Anne Havemann, J.D., is a former CPR Policy Analyst. She joined the organization in 2013 to work on its Chesapeake Bay program area, and left in 2015 to join the Chesapeake Climate Action Network.
Havemann has nearly a decade of experience working on environmental issues at the regional and national scale. From 2005 to 2010, she was the communications director for the Chesapeake Climate Action Network, a nonprofit organization working on clean energy issues in the Chesapeake Bay watershed. She focused on the Clean Water Act during clerkships with U.S. Senator Ben Cardin (D-MD) and at the Natural Resources Defense Council. Her article on debarring BP in the wake of the 2010 oil spill, co-authored with CPR president Rena Steinzor, appears in the William & Mary Environmental Law and Policy Review. Her second article, which won the Joseph Bernstein prize and was published in the Maryland Law Review, considers whether Maryland’s renewable energy laws violate the dormant Commerce Clause.

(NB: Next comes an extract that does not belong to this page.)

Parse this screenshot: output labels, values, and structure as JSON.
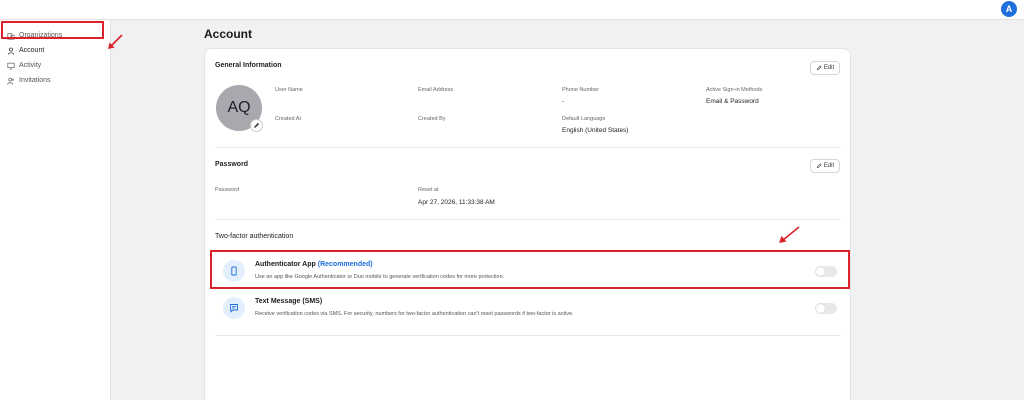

Ms. Havemann received a B.A. in environmental science from Colorado College in 2004. She received her law degree with a certificate in environmental law from the University of Maryland Carey School of Law in 2013, where she graduated magna cum laude. While at the University of Maryland Carey School of Law, she was editor in chief of the Maryland Law Review. In that position, she hosted a symposium in conjunction with CPR that brought together scholars from the environmental and financial fields to discuss regulatory enforcement. She is a member of Order of the Coif and a recipient of the Alumni Association Award for contributing most largely to the law school through her character and leadership.